Andando de cabeça baixa, esbarrou num professor, que lhe perguntou:
-Tudo bem?
Resolveu ser sincero:
-Não, não está.
O professor o olhou bem nos olhos e falou:
-Rapaz, você está quase chorando! Qual o problema?
Encarou o professor:
-Minha irmã... ela ...tem um problema.
-Quer ir à sala dos professores e conversar sobre isso?
-Está bem.concordou.
Foram e lá, voz entrecortada, contou tudo ao professor, que fez um ar muito sério e sugeriu:
-Vocês têm que ajudá-la agora, filho. Aproxime-se dela e mostre que quer ajudá-la.
-Vai ser difícil, professor. Ela está muito agressiva, sem confiar em ninguém.
O professor ponderou:
-Isso não é ela, é como se fosse outra pessoa. Ela está presa em um labirinto e a mente dela precisa se encontrar para conseguir sair dessa prisão. Como ela era antes?
-Muito tímida, vivia triste. Agora, está toda descontrolada, irreconhecível.
-Ela está confusa e sozinha, filho. Vai precisar de muita ajuda e carinho, filho. Não é para ninguém julgá-la.
-O que devemos fazer?
-Eu penso que o melhor é usar de muito tato e, principalmente, não desistir dela.
Agradeceu ao professor e voltou para a sala de aula, mal prestando atenção ao que ocorria à sua volta. Tudo o que pensava era que há muito tempo algo horrível estava acontecendo com sua irmã e ninguém o percebera até então.
"O que faremos? Letícia não pode continuar assim."
À hora do almoço, apenas Letícia e ele estavam em casa. Luisinho fora estudar na casa de um amigo e os pais estavam trabalhando. Letícia mal tocava na comida e olhou feio para ele, perguntando incisivamente:
-O que foi?
-Nada. ele baixou os olhos, chateado por ser tão transparente.
Letícia não era boba e sabia que ele escondia algo.
-Então, por que está me olhando o tempo todo?
Pensando rápido, ele respondeu:
-Acho que você... está precisando cuidar da sua saúde.
Letícia deu um sorriso mordaz e rebateu:
-Por que você não cuida das suas notas? levantou da mesa.
Olhou o prato dela.
-Letícia, você quase não comeu.
-Comi antes, estou sem fome.
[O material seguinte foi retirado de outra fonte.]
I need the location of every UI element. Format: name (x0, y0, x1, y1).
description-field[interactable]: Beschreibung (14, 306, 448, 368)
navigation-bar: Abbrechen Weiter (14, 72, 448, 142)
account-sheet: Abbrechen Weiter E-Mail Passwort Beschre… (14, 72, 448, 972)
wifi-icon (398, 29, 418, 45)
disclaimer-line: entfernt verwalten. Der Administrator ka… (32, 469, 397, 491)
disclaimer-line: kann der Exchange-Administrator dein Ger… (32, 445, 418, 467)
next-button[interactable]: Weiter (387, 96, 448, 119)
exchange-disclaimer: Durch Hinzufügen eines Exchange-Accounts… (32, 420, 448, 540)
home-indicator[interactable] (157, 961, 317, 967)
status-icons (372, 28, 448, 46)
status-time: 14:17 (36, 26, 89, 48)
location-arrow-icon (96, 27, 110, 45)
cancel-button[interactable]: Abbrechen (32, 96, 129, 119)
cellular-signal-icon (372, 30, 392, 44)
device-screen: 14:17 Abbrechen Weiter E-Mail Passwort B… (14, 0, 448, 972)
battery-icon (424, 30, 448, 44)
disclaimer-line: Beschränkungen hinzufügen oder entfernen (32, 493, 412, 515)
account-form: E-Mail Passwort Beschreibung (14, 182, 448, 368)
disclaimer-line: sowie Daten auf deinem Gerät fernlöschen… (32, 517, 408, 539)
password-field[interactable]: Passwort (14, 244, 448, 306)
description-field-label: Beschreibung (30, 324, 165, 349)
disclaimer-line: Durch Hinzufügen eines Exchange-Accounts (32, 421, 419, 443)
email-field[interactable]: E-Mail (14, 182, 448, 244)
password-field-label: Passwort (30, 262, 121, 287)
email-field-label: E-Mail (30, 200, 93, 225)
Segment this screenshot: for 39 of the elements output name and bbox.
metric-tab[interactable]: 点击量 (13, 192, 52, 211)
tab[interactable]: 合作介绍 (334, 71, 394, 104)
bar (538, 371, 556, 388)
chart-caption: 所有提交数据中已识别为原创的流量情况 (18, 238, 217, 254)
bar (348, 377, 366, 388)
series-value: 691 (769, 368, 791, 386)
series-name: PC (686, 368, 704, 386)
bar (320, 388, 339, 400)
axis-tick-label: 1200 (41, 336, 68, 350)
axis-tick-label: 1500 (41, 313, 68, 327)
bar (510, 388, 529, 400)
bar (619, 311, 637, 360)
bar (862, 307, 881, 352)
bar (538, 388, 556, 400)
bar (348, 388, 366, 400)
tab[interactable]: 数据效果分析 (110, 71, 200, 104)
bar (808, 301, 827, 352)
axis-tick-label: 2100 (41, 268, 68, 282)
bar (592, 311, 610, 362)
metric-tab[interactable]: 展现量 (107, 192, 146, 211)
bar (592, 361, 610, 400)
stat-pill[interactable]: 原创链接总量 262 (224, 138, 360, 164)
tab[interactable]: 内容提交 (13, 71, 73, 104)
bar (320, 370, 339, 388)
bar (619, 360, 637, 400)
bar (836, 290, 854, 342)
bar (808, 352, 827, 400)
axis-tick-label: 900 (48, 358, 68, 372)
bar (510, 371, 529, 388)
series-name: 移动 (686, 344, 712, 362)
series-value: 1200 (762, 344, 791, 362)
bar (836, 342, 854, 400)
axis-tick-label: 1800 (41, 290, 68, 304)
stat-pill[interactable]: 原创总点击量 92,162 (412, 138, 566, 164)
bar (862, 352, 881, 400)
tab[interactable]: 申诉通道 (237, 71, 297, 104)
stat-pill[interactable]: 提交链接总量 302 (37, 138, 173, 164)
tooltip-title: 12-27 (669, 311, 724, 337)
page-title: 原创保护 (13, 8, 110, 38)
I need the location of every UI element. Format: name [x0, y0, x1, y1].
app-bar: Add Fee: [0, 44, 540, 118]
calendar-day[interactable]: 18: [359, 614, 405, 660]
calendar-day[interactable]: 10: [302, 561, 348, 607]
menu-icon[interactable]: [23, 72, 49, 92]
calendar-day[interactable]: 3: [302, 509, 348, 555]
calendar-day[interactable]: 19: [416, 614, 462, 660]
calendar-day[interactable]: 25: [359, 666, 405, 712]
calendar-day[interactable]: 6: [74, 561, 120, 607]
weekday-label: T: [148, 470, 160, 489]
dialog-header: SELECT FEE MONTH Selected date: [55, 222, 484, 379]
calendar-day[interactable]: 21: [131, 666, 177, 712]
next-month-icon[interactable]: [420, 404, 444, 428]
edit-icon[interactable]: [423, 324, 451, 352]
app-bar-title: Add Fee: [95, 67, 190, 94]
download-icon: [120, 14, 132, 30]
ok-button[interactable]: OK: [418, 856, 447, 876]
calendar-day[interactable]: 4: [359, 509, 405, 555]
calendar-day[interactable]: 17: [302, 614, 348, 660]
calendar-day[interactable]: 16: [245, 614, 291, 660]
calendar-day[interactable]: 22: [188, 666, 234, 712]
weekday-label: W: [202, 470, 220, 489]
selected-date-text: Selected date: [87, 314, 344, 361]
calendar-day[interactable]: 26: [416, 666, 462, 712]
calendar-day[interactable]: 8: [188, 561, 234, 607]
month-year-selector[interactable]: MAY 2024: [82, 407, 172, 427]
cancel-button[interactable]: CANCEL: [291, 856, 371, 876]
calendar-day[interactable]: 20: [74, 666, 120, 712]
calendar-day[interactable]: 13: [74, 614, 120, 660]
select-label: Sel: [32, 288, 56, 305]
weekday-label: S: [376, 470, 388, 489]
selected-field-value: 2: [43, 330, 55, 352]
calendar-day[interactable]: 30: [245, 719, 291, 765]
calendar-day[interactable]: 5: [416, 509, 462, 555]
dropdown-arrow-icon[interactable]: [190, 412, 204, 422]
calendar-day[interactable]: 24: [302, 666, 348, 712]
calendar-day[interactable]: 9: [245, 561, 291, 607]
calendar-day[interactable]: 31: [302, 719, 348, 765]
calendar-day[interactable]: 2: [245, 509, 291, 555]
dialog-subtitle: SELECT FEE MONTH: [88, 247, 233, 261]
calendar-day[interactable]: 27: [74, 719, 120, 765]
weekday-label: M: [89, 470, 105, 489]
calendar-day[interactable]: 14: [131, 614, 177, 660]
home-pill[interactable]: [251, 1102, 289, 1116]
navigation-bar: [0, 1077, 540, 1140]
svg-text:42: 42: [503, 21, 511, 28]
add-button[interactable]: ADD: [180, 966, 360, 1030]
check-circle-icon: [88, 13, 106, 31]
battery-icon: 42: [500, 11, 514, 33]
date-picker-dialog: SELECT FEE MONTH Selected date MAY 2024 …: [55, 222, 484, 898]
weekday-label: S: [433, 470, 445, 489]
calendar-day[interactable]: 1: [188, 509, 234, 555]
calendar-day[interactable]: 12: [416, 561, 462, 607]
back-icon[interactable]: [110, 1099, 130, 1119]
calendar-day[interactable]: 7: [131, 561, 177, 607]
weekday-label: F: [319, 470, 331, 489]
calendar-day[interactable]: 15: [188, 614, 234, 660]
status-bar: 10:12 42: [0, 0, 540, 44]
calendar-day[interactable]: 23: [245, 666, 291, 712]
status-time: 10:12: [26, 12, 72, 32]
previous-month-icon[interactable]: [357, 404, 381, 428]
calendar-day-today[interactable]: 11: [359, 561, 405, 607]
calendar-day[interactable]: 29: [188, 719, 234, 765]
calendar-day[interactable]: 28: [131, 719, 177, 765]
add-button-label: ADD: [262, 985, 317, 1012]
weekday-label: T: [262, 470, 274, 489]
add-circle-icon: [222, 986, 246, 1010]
Vou para meu quarto, estou cansada.
-Você tem se cansado muito ultimamente.
Letícia o olhou de esguelha.
-Tenho estudado muito, não sou como você, sabe?
Resolvendo provocar a irmã, falou:
-Estudar demais é motivo para você sair cambaleando do banheiro da escola? A sua colega Carla disse que você foi vista andando sem firmeza, parecia que ia desmaiar. Estava pálida como um fantasma.
O rosto de Letícia ficou vermelho de raiva e os olhos negros pareciam dois punhais afiados capazes de penetrar o irmão. Ela quase avançou para ele, agressiva:
-O que você está dizendo?
-Sua colega Carla disse que viram você andando parecendo que ia cair.
-Como, se você não a conhece? Vocês nunca se cruzaram antes!
Ele percebeu que cometera um grave erro.